Leisure, $5.50, ISBN 0-8439-4693-8
Historical Romance, 2000


Audra Garrison flees a big scandal (that made her mistrust all men) from her home in Wyoming to the small, homely town of Candon, Texas, where she intends to start life anew by becoming a schoolteacher. She lives with her really rigid aunt and several giggling ninny girls, and wishes she could let her hair down. But the big scandal has taught her that obeying her carnal urges is an act as sinful as eating the apple in Eden. Or something.

When gambler “Handy” Jack Harwood breezes into town, of course sparks are going to fly.
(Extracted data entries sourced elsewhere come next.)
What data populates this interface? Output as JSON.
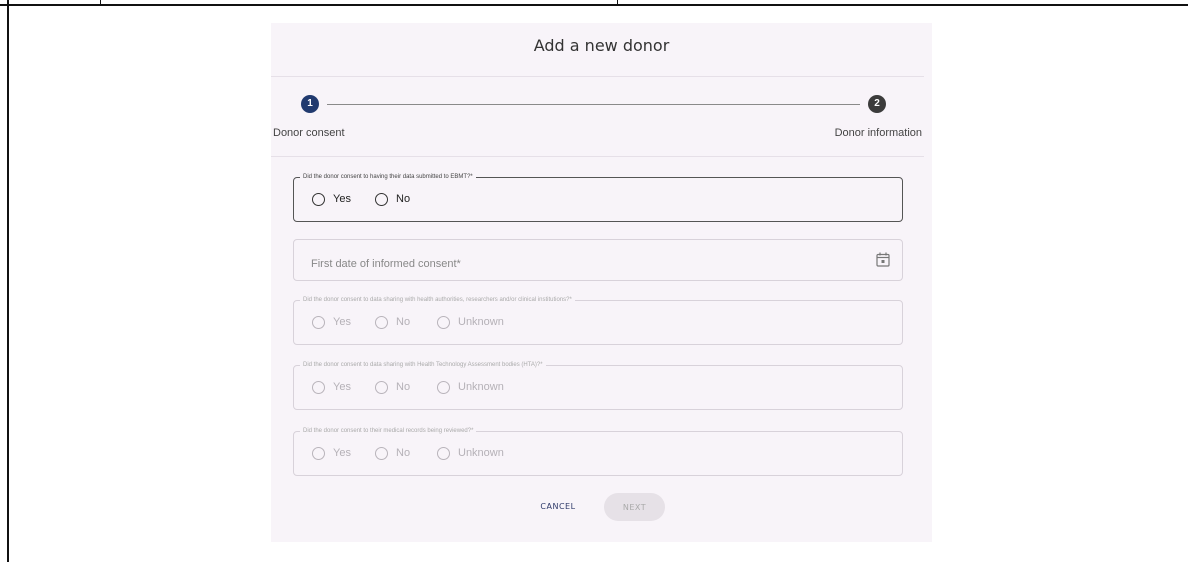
{
  "dialog": {
    "title": "Add a new donor",
    "stepper": {
      "steps": [
        {
          "number": "1",
          "label": "Donor consent"
        },
        {
          "number": "2",
          "label": "Donor information"
        }
      ]
    },
    "questions": [
      {
        "label": "Did the donor consent to having their data submitted to EBMT?*",
        "options": [
          "Yes",
          "No"
        ]
      },
      {
        "label": "Did the donor consent to data sharing with health authorities, researchers and/or clinical institutions?*",
        "options": [
          "Yes",
          "No",
          "Unknown"
        ]
      },
      {
        "label": "Did the donor consent to data sharing with Health Technology Assessment bodies (HTA)?*",
        "options": [
          "Yes",
          "No",
          "Unknown"
        ]
      },
      {
        "label": "Did the donor consent to their medical records being reviewed?*",
        "options": [
          "Yes",
          "No",
          "Unknown"
        ]
      }
    ],
    "date_field": {
      "placeholder": "First date of informed consent*",
      "icon": "calendar-icon"
    },
    "buttons": {
      "cancel": "CANCEL",
      "next": "NEXT"
    }
  }
}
Okay, maybe not. I love Jack. Now that is a rogue who can show me his handiness anytime, I tell you. Nothing is more adorable than a rogue who finds himself making excuses to stay on in town to court the local schoolmarm when he should be heading off to greener and more lucrative pastures. Unrepentant scoundrel Jack is aghast at finding himself playing shopkeeper and acting like a good Samaritan just to woo Audra. And yucks, he’s even starting to be a role model to kids!

But Audra is a complete twit. Actually, she and her female charges are complete twits. This book seems to confuse virtue with absolute cluelessness laced with a triple dose of barely restrained emotional hysteria. Audra spends all her time wringing her hands like a pigeon on locoweed, moaning that she is guilty of all little sins, mostly imagined. The fuss she creates when she accidentally died her hair – only harlots died their hair, you see – is intended to be funny but comes off as totally insipid. Likewise, Audra shrieks that all gamblers are evil, is aghast when she realizes that Jack has been consorting with soiled doves (she’s also, predictably, jealous of them), and let’s not start with her emotional mess of a state of mind.
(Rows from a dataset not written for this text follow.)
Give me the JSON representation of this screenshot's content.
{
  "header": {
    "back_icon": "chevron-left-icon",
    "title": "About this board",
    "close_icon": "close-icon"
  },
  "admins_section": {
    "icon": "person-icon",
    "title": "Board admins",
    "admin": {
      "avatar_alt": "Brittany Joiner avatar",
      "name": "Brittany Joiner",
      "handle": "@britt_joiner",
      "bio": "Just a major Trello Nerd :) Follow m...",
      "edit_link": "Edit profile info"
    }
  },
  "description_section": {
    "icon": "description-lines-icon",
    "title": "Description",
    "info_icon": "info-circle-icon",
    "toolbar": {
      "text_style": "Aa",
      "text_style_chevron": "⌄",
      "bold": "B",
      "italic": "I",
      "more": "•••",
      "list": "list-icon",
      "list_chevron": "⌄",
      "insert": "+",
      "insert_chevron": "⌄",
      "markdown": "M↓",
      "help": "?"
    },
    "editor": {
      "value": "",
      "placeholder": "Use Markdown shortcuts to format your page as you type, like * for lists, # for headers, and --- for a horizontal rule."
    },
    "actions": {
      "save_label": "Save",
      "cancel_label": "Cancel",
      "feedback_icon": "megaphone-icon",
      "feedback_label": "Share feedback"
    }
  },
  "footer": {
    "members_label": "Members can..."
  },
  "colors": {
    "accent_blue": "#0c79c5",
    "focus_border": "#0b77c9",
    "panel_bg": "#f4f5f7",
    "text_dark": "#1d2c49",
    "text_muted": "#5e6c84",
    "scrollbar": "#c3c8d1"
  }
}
Does she love him? Can she be loved? Should she talk to him? Can she talk to him? How about a kiss? Ohmigod, he kissed her! What does that mean? She’s so ashamed that she liked that kiss! She must be a harlot, shame on her. She’s so guilty of sin! And on and on and on she goes.
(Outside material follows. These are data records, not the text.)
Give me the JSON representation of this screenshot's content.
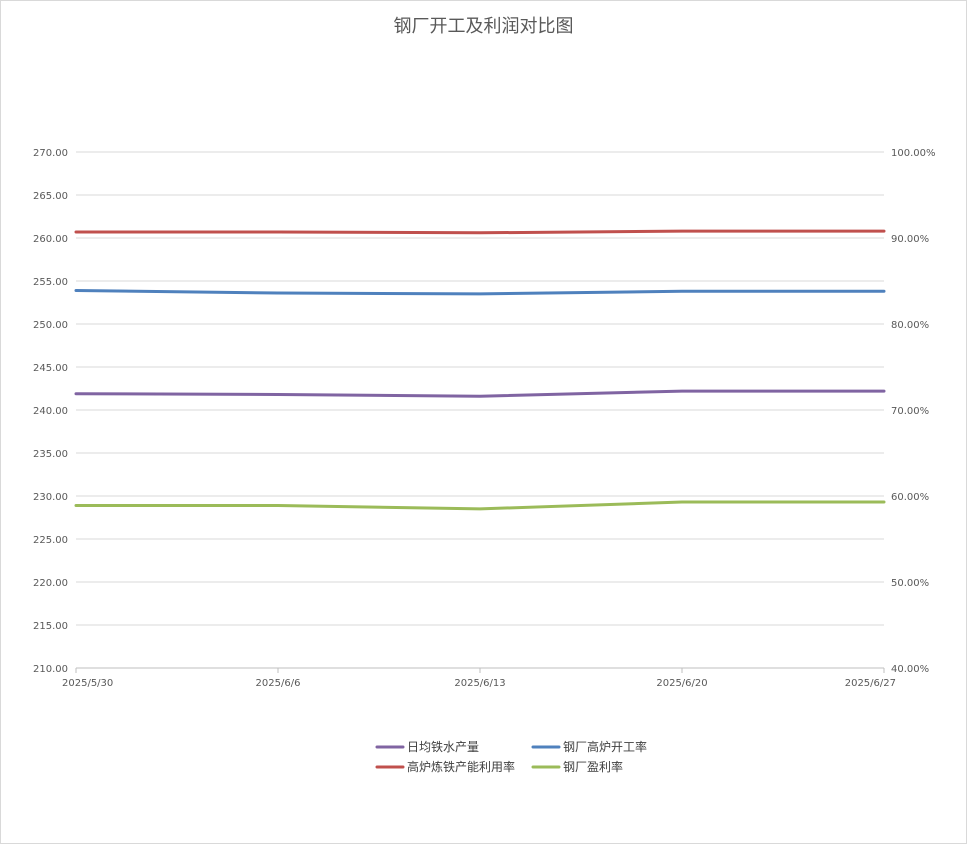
{
  "chart_data": {
    "type": "line",
    "title": "钢厂开工及利润对比图",
    "categories": [
      "2025/5/30",
      "2025/6/6",
      "2025/6/13",
      "2025/6/20",
      "2025/6/27"
    ],
    "x_dates": [
      "2025/5/30",
      "2025/6/6",
      "2025/6/13",
      "2025/6/20",
      "2025/6/27"
    ],
    "left_axis": {
      "min": 210,
      "max": 270,
      "step": 5,
      "tick_labels": [
        "210.00",
        "215.00",
        "220.00",
        "225.00",
        "230.00",
        "235.00",
        "240.00",
        "245.00",
        "250.00",
        "255.00",
        "260.00",
        "265.00",
        "270.00"
      ]
    },
    "right_axis": {
      "min": 40,
      "max": 100,
      "step": 10,
      "tick_labels": [
        "40.00%",
        "50.00%",
        "60.00%",
        "70.00%",
        "80.00%",
        "90.00%",
        "100.00%"
      ]
    },
    "series": [
      {
        "name": "日均铁水产量",
        "axis": "left",
        "color": "#8064A2",
        "x": [
          "2025/5/30",
          "2025/6/6",
          "2025/6/13",
          "2025/6/20",
          "2025/6/27"
        ],
        "values": [
          241.9,
          241.8,
          241.6,
          242.2,
          242.2
        ]
      },
      {
        "name": "钢厂高炉开工率",
        "axis": "right",
        "color": "#4F81BD",
        "x": [
          "2025/5/30",
          "2025/6/6",
          "2025/6/13",
          "2025/6/20",
          "2025/6/27"
        ],
        "values": [
          83.9,
          83.6,
          83.5,
          83.8,
          83.8
        ]
      },
      {
        "name": "高炉炼铁产能利用率",
        "axis": "right",
        "color": "#C0504D",
        "x": [
          "2025/5/30",
          "2025/6/6",
          "2025/6/13",
          "2025/6/20",
          "2025/6/27"
        ],
        "values": [
          90.7,
          90.7,
          90.6,
          90.8,
          90.8
        ]
      },
      {
        "name": "钢厂盈利率",
        "axis": "right",
        "color": "#9BBB59",
        "x": [
          "2025/5/30",
          "2025/6/6",
          "2025/6/13",
          "2025/6/20",
          "2025/6/27"
        ],
        "values": [
          58.9,
          58.9,
          58.5,
          59.3,
          59.3
        ]
      }
    ],
    "legend_order": [
      0,
      1,
      2,
      3
    ],
    "legend_position": "bottom",
    "grid": true
  }
}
After all the nonsense she puts me through, she’d better get at least one mind-blowing orgasm, the sort that makes sparks shoot out of her nostrils. But noooo, the big scandal, blown out of proportion in the first few chapters, is reduced to mere gossip that ruined our heroine’s reputation. And it is for that that she beats herself up bloody with guilt?

A ninny heroine is bad enough. But when The Rancher’s Daughters: Behaving Herself starts to morph into a didactic, amateurish grade school play about equality, liberty, and the joys of virtue confused with frigidity, I start to get a headache.